A testemunha
Não tem como nem porque enlouquecer, o detetive Nilton pensou, segundos antes de quase enlouquecer.Então era isso, Acabara de conversar com o paramédico Esteves, ainda internado no hospital da PM, após ter sido baleado na barriga. Afinal, o que houvera? Um garoto na favela fora fuzilado e morto, e a imprensa estava caindo de pau em cima da corporação. A perícia do IML iria esclarecer de onde saíram as balas que acertaram o garoto. Este, de uns oito anos de idade caíra alvejado por mais de 20 tiros de grosso calibre.
O paramédico Esteves o olhou com uma fáscies de dor. Não falou nem uma palavra, mas foi achado caído junto ao garoto. Estaria envolvido? Saberia de alguma coisa. Esteves permanecia internado, em observação, apesar de estar fora de perigo. Era uma forma de protegê-lo. Como estava com um colete a prova de balas, o tirambaço na barriga apenas o derrubou e deixou um círculo roxo, como se tivesse levado uma forte pancada.
O detetive Nilton era policial civil, designado para investigar o crime, se é que um ato de guerra pode ser considerado crime. Mas a sociedade pressionava, os jornais faziam editoriais e o chefe de polícia achou que tinha a obrigação de investigar.
- Esteves, você precisa ajudar.É a única testemunha viva, diga aí, quem matou o garoto? – disse Nilton sentindo a raiva subir à cabeça. Foi você, não foi?
Esteves virou a cabeça com os olhos vazios. Estava em estado de choque após tiroteio. Nada falou. Era um bombeiro que ingressara na escola de medicina e que conseguira transferência para o trabalho de paramédico, trabalhando em plantões espaçados. Quando não estava trabalhando ia à escola, tentando levar o curso, apesar da dificuldade.

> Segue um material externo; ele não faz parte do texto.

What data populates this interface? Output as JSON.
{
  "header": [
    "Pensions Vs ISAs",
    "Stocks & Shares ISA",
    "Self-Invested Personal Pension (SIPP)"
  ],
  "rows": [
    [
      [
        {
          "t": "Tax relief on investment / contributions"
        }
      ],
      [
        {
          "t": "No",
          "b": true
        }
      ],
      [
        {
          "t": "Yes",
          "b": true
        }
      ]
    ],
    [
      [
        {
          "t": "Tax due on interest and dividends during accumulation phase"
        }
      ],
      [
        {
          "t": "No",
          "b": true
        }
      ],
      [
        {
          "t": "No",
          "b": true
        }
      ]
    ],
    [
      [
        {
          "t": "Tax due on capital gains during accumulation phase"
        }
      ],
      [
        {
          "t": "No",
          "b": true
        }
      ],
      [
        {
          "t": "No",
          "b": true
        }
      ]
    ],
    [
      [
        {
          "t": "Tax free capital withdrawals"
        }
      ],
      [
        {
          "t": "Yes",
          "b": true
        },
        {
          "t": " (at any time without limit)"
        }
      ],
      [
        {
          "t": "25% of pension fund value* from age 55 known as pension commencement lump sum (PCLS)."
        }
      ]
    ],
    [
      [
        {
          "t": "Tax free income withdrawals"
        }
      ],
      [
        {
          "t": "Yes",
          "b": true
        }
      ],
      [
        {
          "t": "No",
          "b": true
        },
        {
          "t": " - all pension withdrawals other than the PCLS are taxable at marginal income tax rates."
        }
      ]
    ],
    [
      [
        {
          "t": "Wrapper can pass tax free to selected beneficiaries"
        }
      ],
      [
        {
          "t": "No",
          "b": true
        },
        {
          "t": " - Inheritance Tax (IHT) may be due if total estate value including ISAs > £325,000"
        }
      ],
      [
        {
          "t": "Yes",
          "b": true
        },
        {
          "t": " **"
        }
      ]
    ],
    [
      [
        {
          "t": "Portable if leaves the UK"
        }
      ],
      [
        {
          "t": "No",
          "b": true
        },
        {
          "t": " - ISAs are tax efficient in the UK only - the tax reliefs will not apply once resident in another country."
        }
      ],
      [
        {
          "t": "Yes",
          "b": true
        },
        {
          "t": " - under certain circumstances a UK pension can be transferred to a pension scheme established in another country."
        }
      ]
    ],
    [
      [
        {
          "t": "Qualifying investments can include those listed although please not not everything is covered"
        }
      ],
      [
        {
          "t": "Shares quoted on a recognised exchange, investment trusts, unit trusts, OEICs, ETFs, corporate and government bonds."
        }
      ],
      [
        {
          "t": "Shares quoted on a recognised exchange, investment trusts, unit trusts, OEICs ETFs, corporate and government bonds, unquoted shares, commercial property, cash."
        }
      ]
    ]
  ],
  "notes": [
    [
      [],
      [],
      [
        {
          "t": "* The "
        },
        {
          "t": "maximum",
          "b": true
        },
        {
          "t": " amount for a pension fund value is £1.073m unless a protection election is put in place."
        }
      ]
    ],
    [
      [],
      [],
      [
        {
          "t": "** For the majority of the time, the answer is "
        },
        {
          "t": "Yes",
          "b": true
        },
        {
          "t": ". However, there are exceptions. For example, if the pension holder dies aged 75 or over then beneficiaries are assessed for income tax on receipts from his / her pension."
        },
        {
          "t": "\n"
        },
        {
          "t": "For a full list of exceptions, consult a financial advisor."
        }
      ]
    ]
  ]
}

Naquele dia estavam subindo o morro, após a invasão das forças da polícia militar. Seguindo os procedimentos, os paramédicos só entravam com segurança total, após o domínio completo do terreno. Subiam lado a lado alguns paramédicos, procurando eventuais feridos. Estavam guarnecidos com uniforme completo, colete à prova de balas, capacete e radio comunicador.
Esteves subia atento a corpos ou rastros de sangue. Pelo rádio escutou a advertência:
- Sujeito hostil à direita, atenção, três horas, três horas...
Olhou para a direita e nada viu, apenas os barracos enfileirados.
Ouviu, de novo, a advertência:
- Olha aí, ô imbecil, sujeito hostil à direita, atenção!
Olhou novamente e viu um garoto de uns oito anos, de calção e sem camisa, saindo de um beco. O garoto sorriu. Em sua mão direita um objeto metálico brilhava. O garoto levantou a mão, e, imediatamente, Esteves ouviu uma rajada de fuzil automático. Sentiu a pancada na barriga e caiu desmaiado.
Agora que se lembrou, chamou o detetive e contou a história.
- Então foi o garoto que te baleou. Ele que era o sujeito hostil. Mas quem atirou no garoto?
Esteves não sabia, mas podia imaginar. Foi quem deu o aviso pelo rádio. Podia ser qualquer um que estava no alto vigiando. Podia ser até alguém do helicóptero. Sim poderia.
O detetive que contava tanto com o depoimento de Esteves se desiludiu:
- É, vamos ter que esperar o resultado da balística. A propósito, o garoto tinha um revolver na mão. Podemos provar que foi ele que atirou em você.
Esteves relembrou a cena. O garoto tinha um objeto metálico na mão. Mas ele estava seguro de que não era um revólver, era um carrinho de brinquedo.